Dans d'autres cas, c'est une dynamique dangereuse, qui prive aussi de la possibilité de contextualiser des œuvres et comprendre l'époque qu'elles racontent, sous des prétextes souvent faussement militants et très souvent mercantiles (lire à ce sujet l'éclairant (et très court) "Toutes les époques sont dégueulasses" de Laure Murat).
J'entends parfois qu'il faudrait "penser à la souffrances des victimes", par exemple lorsqu'on leur inflige une chanson de Noir Désir à la radio.
Certes, mais une société ne peut pas fonctionner ainsi. La mère d'une femme morte sous les coups de son mari restera éternellement la mère d'une femme morte sous les coups de son mari mais il convient de ne pas la réduire à ce statut, et c'est précisément le rôle de la Justice quand elle inflige sa peine à son meurtrier. Après quoi, la société ne peut s'enquérir au quotidien de la souffrance de chacun.

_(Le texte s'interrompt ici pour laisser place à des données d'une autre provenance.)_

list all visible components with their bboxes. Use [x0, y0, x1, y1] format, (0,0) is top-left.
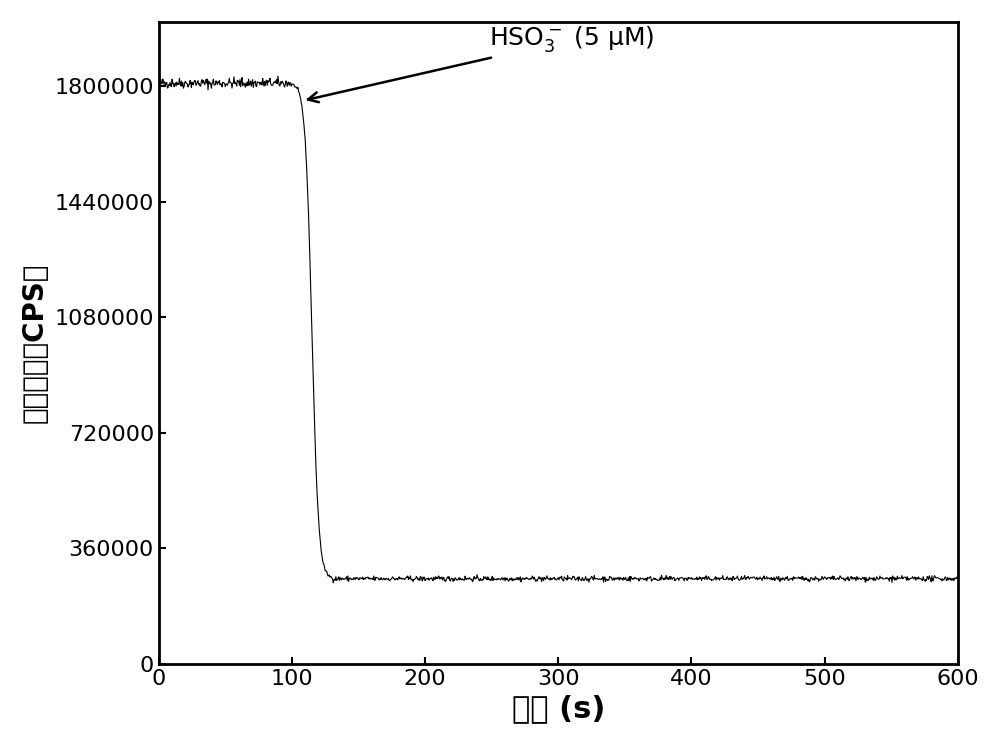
Text: $\mathrm{HSO_3^-}$ (5 μM): $\mathrm{HSO_3^-}$ (5 μM): [308, 25, 654, 102]
Y-axis label: 荧光强度（CPS）: 荧光强度（CPS）: [21, 263, 49, 423]
X-axis label: 时间 (s): 时间 (s): [512, 694, 605, 723]
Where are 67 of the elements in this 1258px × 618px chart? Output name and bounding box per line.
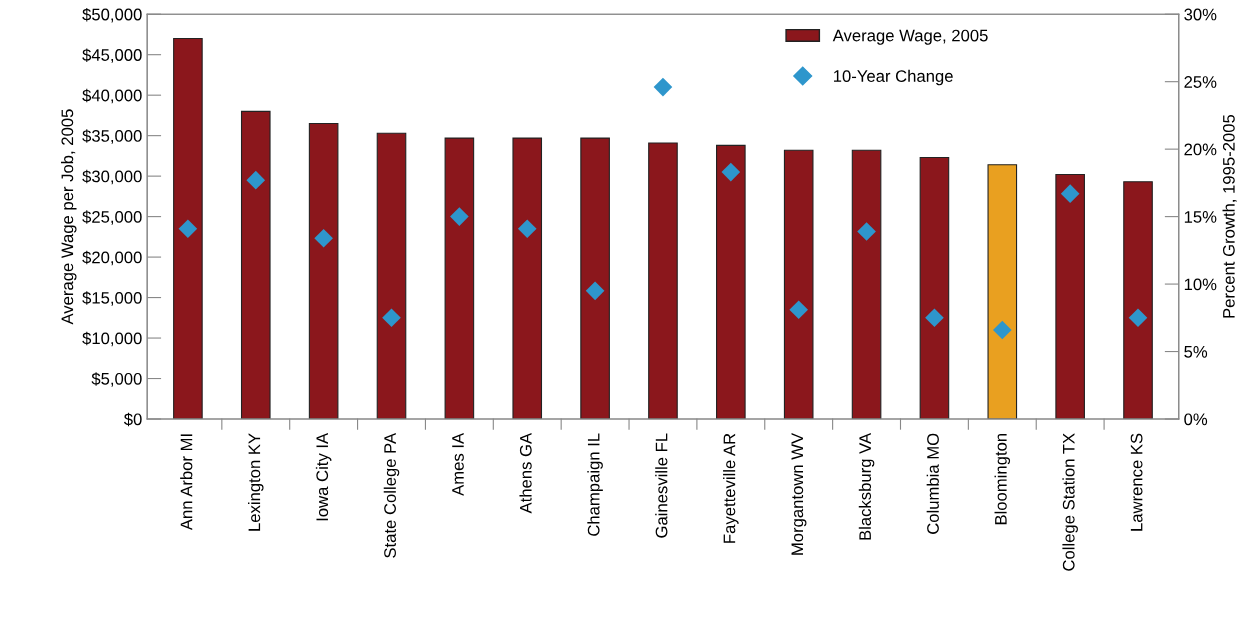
y-tick-label: $50,000 <box>82 7 142 23</box>
point <box>721 162 741 182</box>
x-tick-label: Ann Arbor MI <box>180 434 193 531</box>
y-tick-label: $0 <box>123 412 142 427</box>
x-tick-label: Columbia MO <box>926 433 939 534</box>
x-tick-label: Morgantown WV <box>791 432 807 555</box>
y2-tick-label: 25% <box>1184 76 1217 88</box>
y-tick-label: $15,000 <box>82 291 142 306</box>
y2-tick-label: 15% <box>1184 211 1217 223</box>
bar <box>851 149 882 419</box>
bar <box>376 132 407 419</box>
x-tick-label: Iowa City IA <box>315 432 332 521</box>
y2-tick-label: 10% <box>1184 278 1217 291</box>
bar <box>580 137 610 419</box>
y-tick-label: $25,000 <box>82 210 142 225</box>
bar <box>1123 181 1153 419</box>
bar <box>1055 173 1085 419</box>
y-tick-label: $35,000 <box>82 129 142 144</box>
bar <box>444 137 475 419</box>
point <box>450 207 469 226</box>
bar <box>716 144 746 419</box>
point <box>585 281 605 301</box>
x-tick-label: Fayetteville AR <box>723 433 739 543</box>
y2-tick-label: 5% <box>1184 346 1208 358</box>
point <box>178 219 198 239</box>
x-tick-label: Gainesville FL <box>655 433 668 538</box>
bar <box>240 110 271 419</box>
x-tick-label: State College PA <box>383 432 400 558</box>
y2-tick-label: 20% <box>1184 143 1217 156</box>
bar <box>783 149 814 419</box>
bar <box>512 137 543 419</box>
x-tick-label: Bloomington <box>994 433 1011 525</box>
y2-axis-title: Percent Growth, 1995-2005 <box>1222 114 1237 318</box>
point <box>857 222 876 241</box>
point <box>925 308 944 328</box>
bar <box>173 37 203 419</box>
x-tick-label: Ames IA <box>452 432 464 496</box>
point <box>382 308 401 328</box>
point <box>992 320 1012 340</box>
point <box>517 219 537 239</box>
x-tick-label: College Station TX <box>1062 433 1078 571</box>
point <box>1128 308 1148 328</box>
y-tick-label: $40,000 <box>82 88 142 104</box>
point <box>789 300 809 320</box>
y2-tick-label: 0% <box>1184 413 1208 426</box>
bar <box>987 164 1018 419</box>
y-tick-label: $45,000 <box>82 48 142 63</box>
x-tick-label: Champaign IL <box>587 433 603 536</box>
x-tick-label: Blacksburg VA <box>858 432 875 540</box>
y-tick-label: $10,000 <box>82 331 142 347</box>
point <box>653 77 673 97</box>
x-tick-label: Lexington KY <box>248 433 264 531</box>
y-axis-title: Average Wage per Job, 2005 <box>60 109 77 325</box>
legend-label: Average Wage, 2005 <box>832 29 988 45</box>
bar <box>648 142 678 419</box>
x-tick-label: Athens GA <box>519 432 532 514</box>
y-tick-label: $5,000 <box>91 372 142 387</box>
y2-tick-label: 30% <box>1184 8 1217 21</box>
bar <box>919 156 950 419</box>
point <box>314 228 333 248</box>
y-tick-label: $20,000 <box>82 250 142 266</box>
x-tick-label: Lawrence KS <box>1130 433 1143 531</box>
point <box>1060 184 1080 203</box>
bar <box>308 122 339 419</box>
legend-label: 10-Year Change <box>834 69 953 86</box>
point <box>246 170 266 190</box>
y-tick-label: $30,000 <box>82 169 142 185</box>
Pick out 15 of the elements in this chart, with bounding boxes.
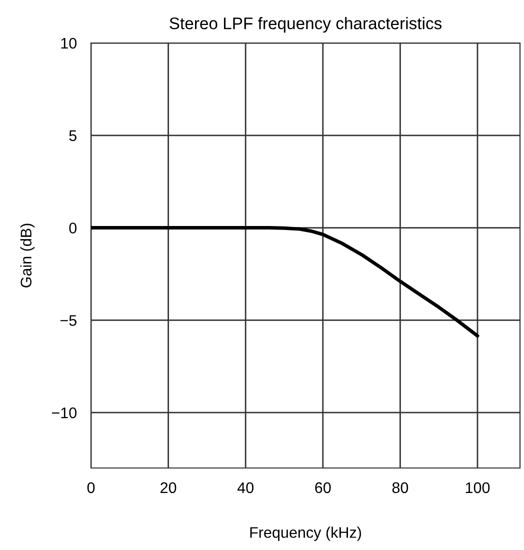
x-tick-label: 60 xyxy=(315,482,331,494)
x-tick-label: 40 xyxy=(237,482,254,494)
x-axis-title: Frequency (kHz) xyxy=(250,526,362,541)
x-tick-label: 20 xyxy=(160,482,176,494)
x-tick-label: 0 xyxy=(87,482,95,494)
y-tick-label: 5 xyxy=(69,130,76,142)
y-tick-label: 0 xyxy=(69,222,77,234)
chart-title: Stereo LPF frequency characteristics xyxy=(170,17,442,33)
x-tick-label: 100 xyxy=(466,482,490,494)
y-tick-label: 10 xyxy=(61,38,77,49)
y-axis-title: Gain (dB) xyxy=(20,224,35,288)
y-tick-label: −5 xyxy=(60,315,76,326)
line-series xyxy=(91,226,480,338)
x-tick-label: 80 xyxy=(392,482,408,494)
y-tick-label: −10 xyxy=(52,407,77,418)
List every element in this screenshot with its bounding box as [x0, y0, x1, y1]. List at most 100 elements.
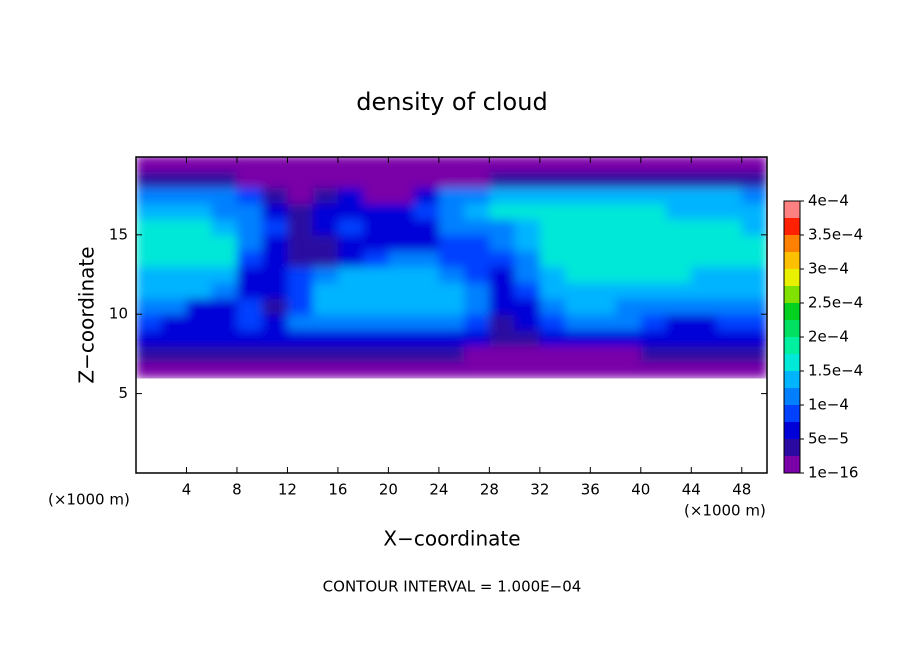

Une radio le peut si elle le veut, et choisir d'effacer les artistes de son choix si bon lui semble (mais enfin, il ne restera plus grand monde à la fin selon les critères de moralité de 2025), mais ce n'est pas à l'auditeur de se trouver soumis à la question des bonnes mœurs parce qu'il aime les chansons d'un infréquentable et a envie de les écouter.
Le féminisme ne progressera en rien en conspuant les gens qui vont voir Cantat à un concert.
C'est plus un trip égocentrique qu'autre chose, qui donne à ses acteurs la sensation d'être actifs, et parfois d'avoir fait leur misérable part, d'appartenir au camp du bien et, surtout, de pouvoir le dire haut et fort partout. Alors que le combat est dans le quotidien et non dans le spectaculaire, ce qui te fait dire que je suis casse-couille avec mes tropismes féministes.
À tout cela, j'apporte une nuance : je disais qu'un homme et un artiste ne peuvent se distinguer, et je pense qu'il y a quelques cas très isolés où la mise au ban est... disons, légitime.
Par exemple Matzneff, dont 95% des écrits (par ailleurs à chier sur le plan littéraire mais ce n'est pas le sujet) reposent sur son plaisir à enculer des adolescents, soit le crime dont il est accusé. Dans le cas précis, l'absence à ce point de frontière entre l'homme et l'écrivain me laisse dire que, s'il ne doit pas être interdit de le lire encore et de faire tourner ses merdes sur des plateformes de revente d'occasion, les maisons d'édition sont légitimes à ne plus l'éditer.